Under pressure from shareholders anxious to extract greater value from the world's best performing major company, Microsoft is reported to be mulling over four options. It is looking at a share buyback, acquisitions, a higher annual dividend or a "special dividend" that could top the $10 billion mark. This could come in a single lump or may be spread over several quarters.
Microsoft shares rallied on world markets on Friday after reports on the possible payout emerged in the French financial daily Les Echos. The company made its first dividend payment earlier this year, encouraged by favorable tax treatment from US president George Bush.
Microsoft shares had already been riding high, following a Merrill Lynch analyst arguing that there could be some upside to the company's numbers.
Analyst Jason Maynard raised his fiscal 2004 earnings per share estimate to $1.09 from $1.04.
Mr Maynard said he was encouraged by modestly better PC unit numbers and positive feedback on the new server product releases. He also said his $33.3 billion revenue forecast for fiscal 2004 "is achievable and could show some upside in the second half."
Although it generates around $10 billion in cash every year, the Redmond-based company has always maintained a Scrooge-like grip on its reserves, insisting that it needs to buy back millions of shares issued to staff every year under stock options and to cover potential legal risks.

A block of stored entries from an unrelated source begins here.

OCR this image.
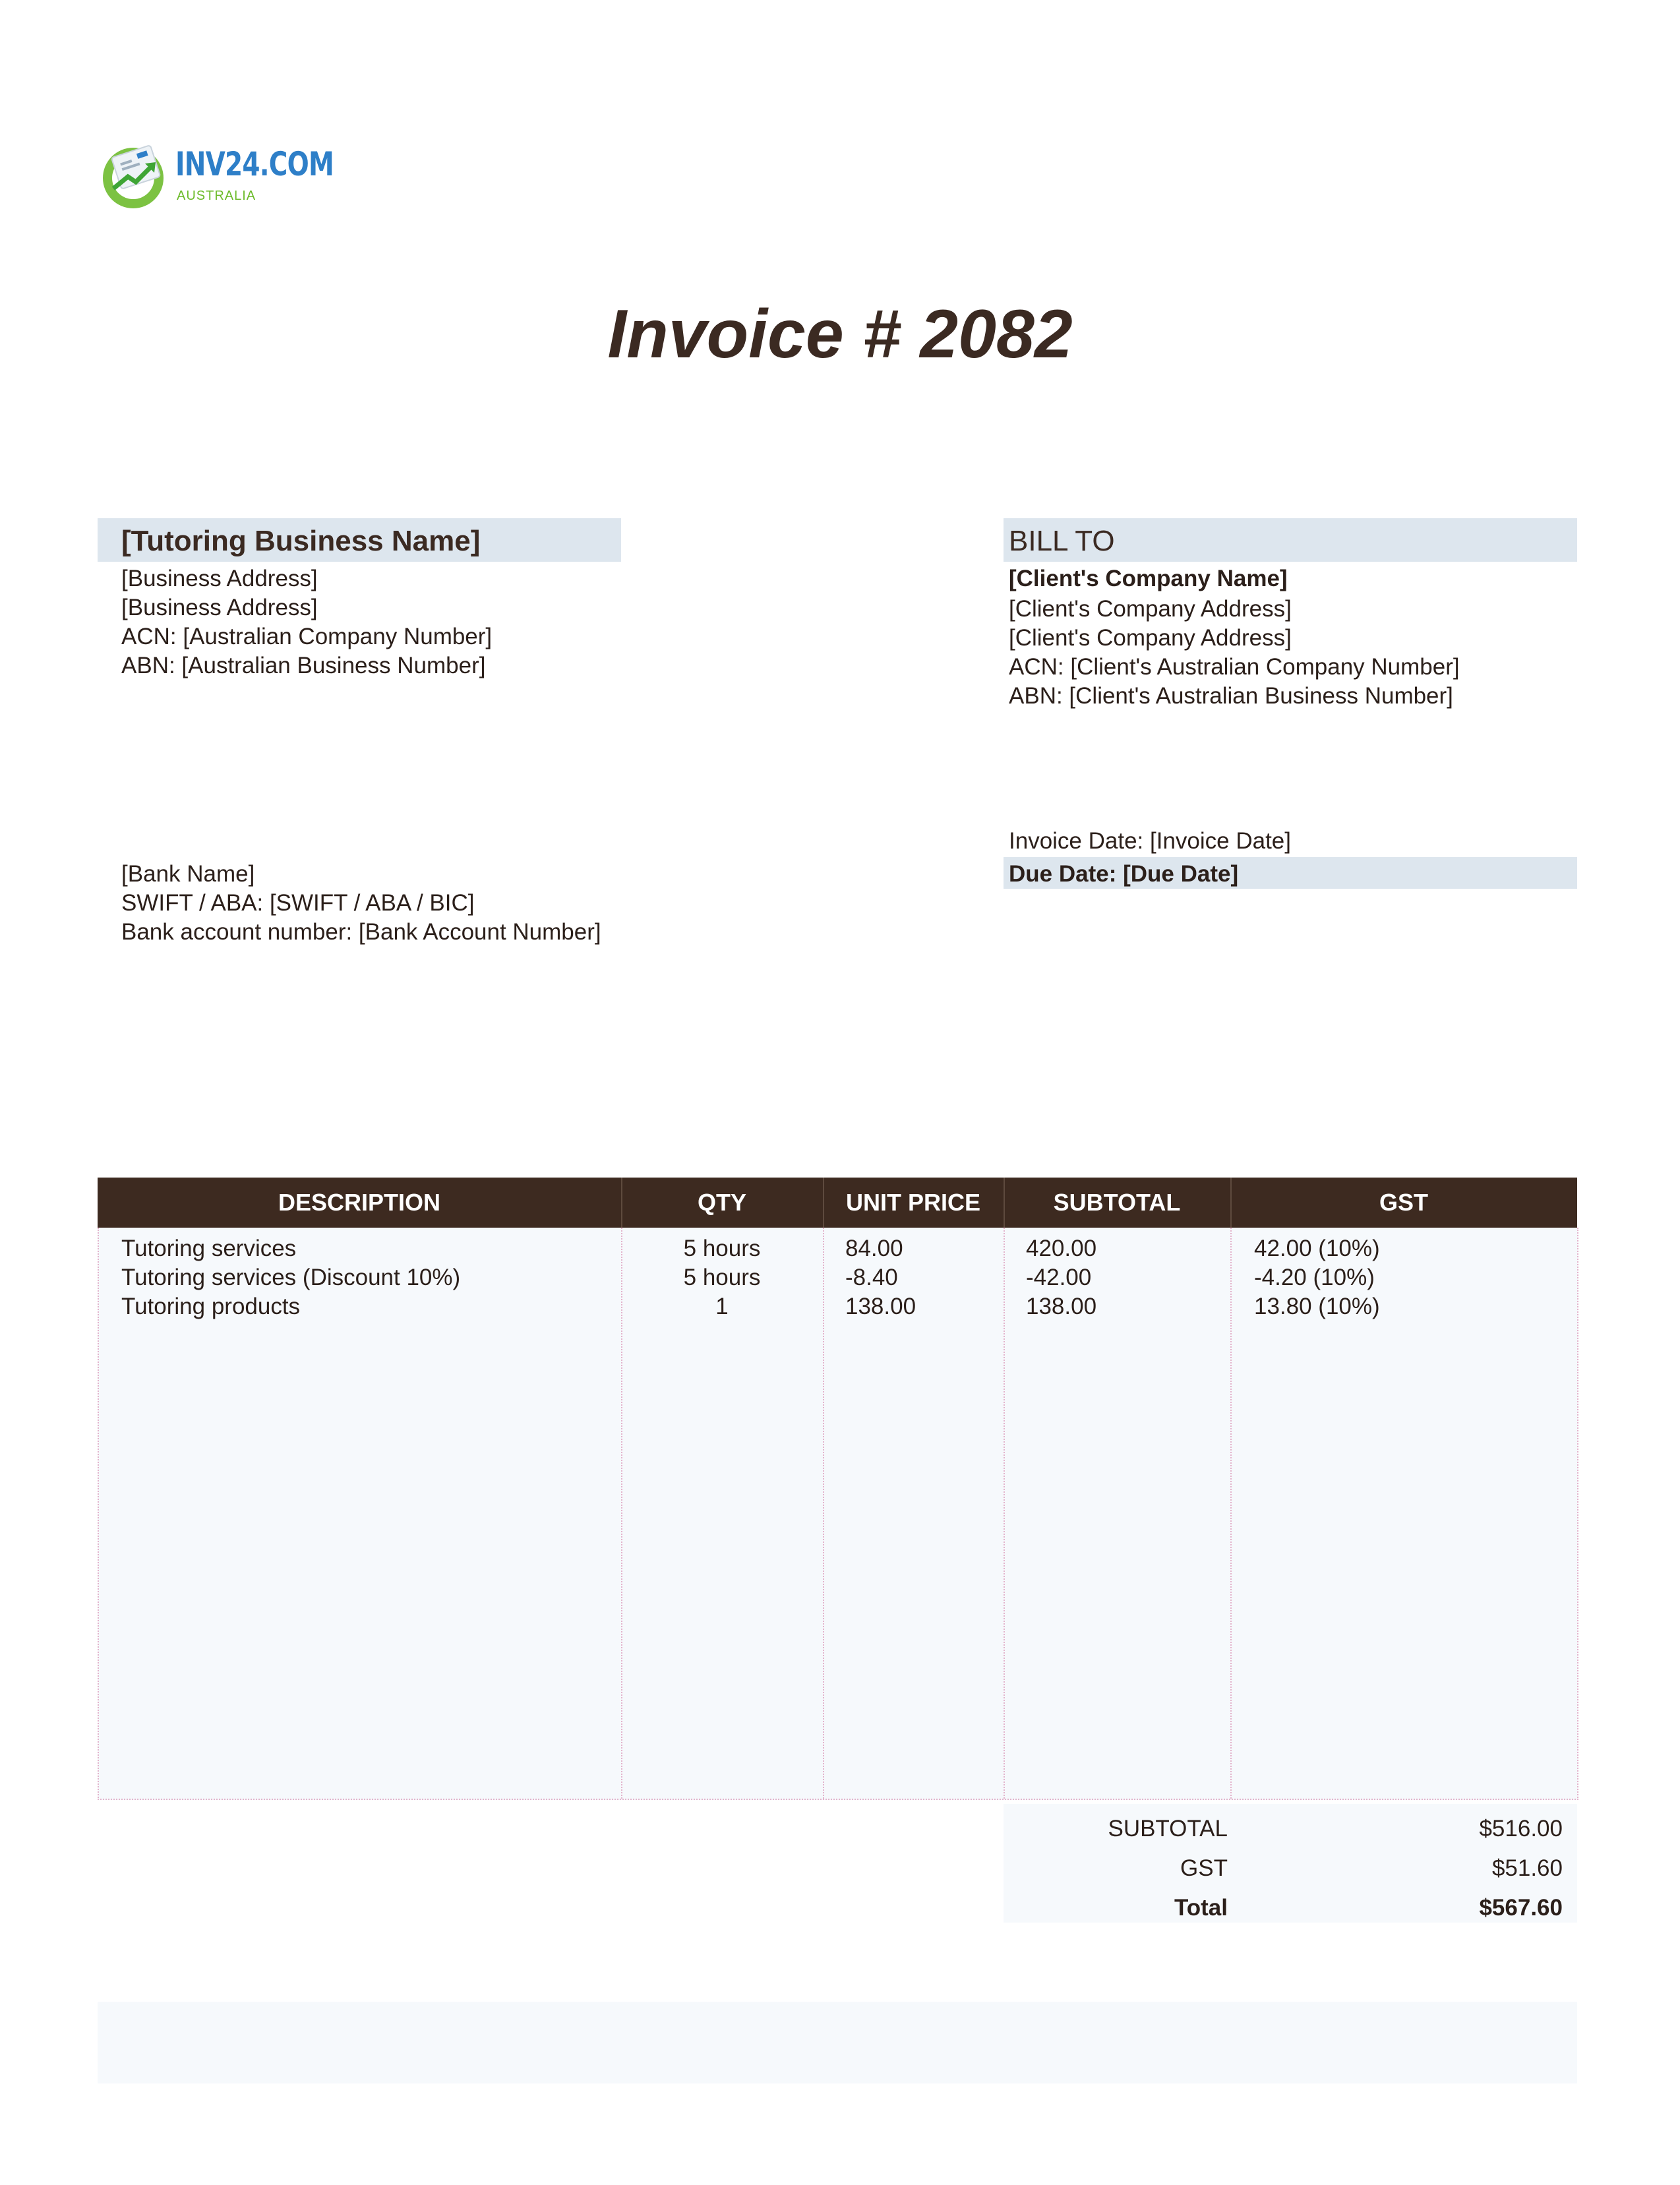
INV24.COM
AUSTRALIA
Invoice # 2082
[Tutoring Business Name]
[Business Address]
[Business Address]
ACN: [Australian Company Number]
ABN: [Australian Business Number]
[Bank Name]
SWIFT / ABA: [SWIFT / ABA / BIC]
Bank account number: [Bank Account Number]
BILL TO
[Client's Company Name]
[Client's Company Address]
[Client's Company Address]
ACN: [Client's Australian Company Number]
ABN: [Client's Australian Business Number]
Invoice Date: [Invoice Date]
Due Date: [Due Date]
DESCRIPTION	QTY	UNIT PRICE	SUBTOTAL	GST
Tutoring services	5 hours	84.00	420.00	42.00 (10%)
Tutoring services (Discount 10%)	5 hours	-8.40	-42.00	-4.20 (10%)
Tutoring products	1	138.00	138.00	13.80 (10%)
SUBTOTAL	$516.00
GST	$51.60
Total	$567.60
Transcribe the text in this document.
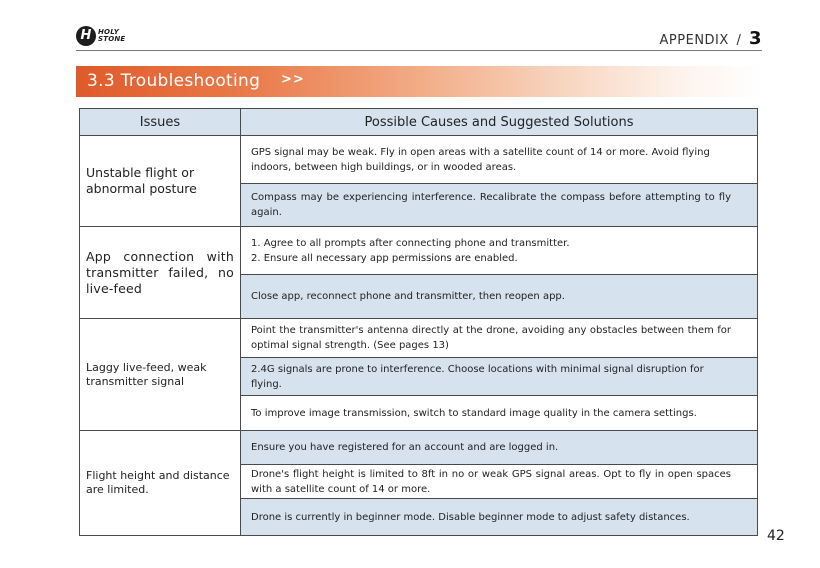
H HOLY
STONE	APPENDIX / 3
3.3 Troubleshooting >>
Issues	Possible Causes and Suggested Solutions

Unstable flight or abnormal posture	GPS signal may be weak. Fly in open areas with a satellite count of 14 or more. Avoid flying indoors, between high buildings, or in wooded areas.
	Compass may be experiencing interference. Recalibrate the compass before attempting to fly again.

App connection with transmitter failed, no live-feed	1. Agree to all prompts after connecting phone and transmitter.
2. Ensure all necessary app permissions are enabled.

	Close app, reconnect phone and transmitter, then reopen app.

Laggy live-feed, weak transmitter signal	Point the transmitter's antenna directly at the drone, avoiding any obstacles between them for optimal signal strength. (See pages 13)
	2.4G signals are prone to interference. Choose locations with minimal signal disruption for flying.
	To improve image transmission, switch to standard image quality in the camera settings.

Flight height and distance are limited.	Ensure you have registered for an account and are logged in.
	Drone's flight height is limited to 8ft in no or weak GPS signal areas. Opt to fly in open spaces with a satellite count of 14 or more.
	Drone is currently in beginner mode. Disable beginner mode to adjust safety distances.
42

Acquisitions are an obvious way that Microsoft could shrink its cash pile and it is forever being linked with potential buys, most recently with struggling CRM vendor Siebel Systems and financial software provider Sage Group. However, given that regulators keep a sharp eye on Microsoft in view of its dominant position in desktop and server software, buying other companies is a risky route to take, especially given that it already has the ability to colonize new markets with software developed in-house.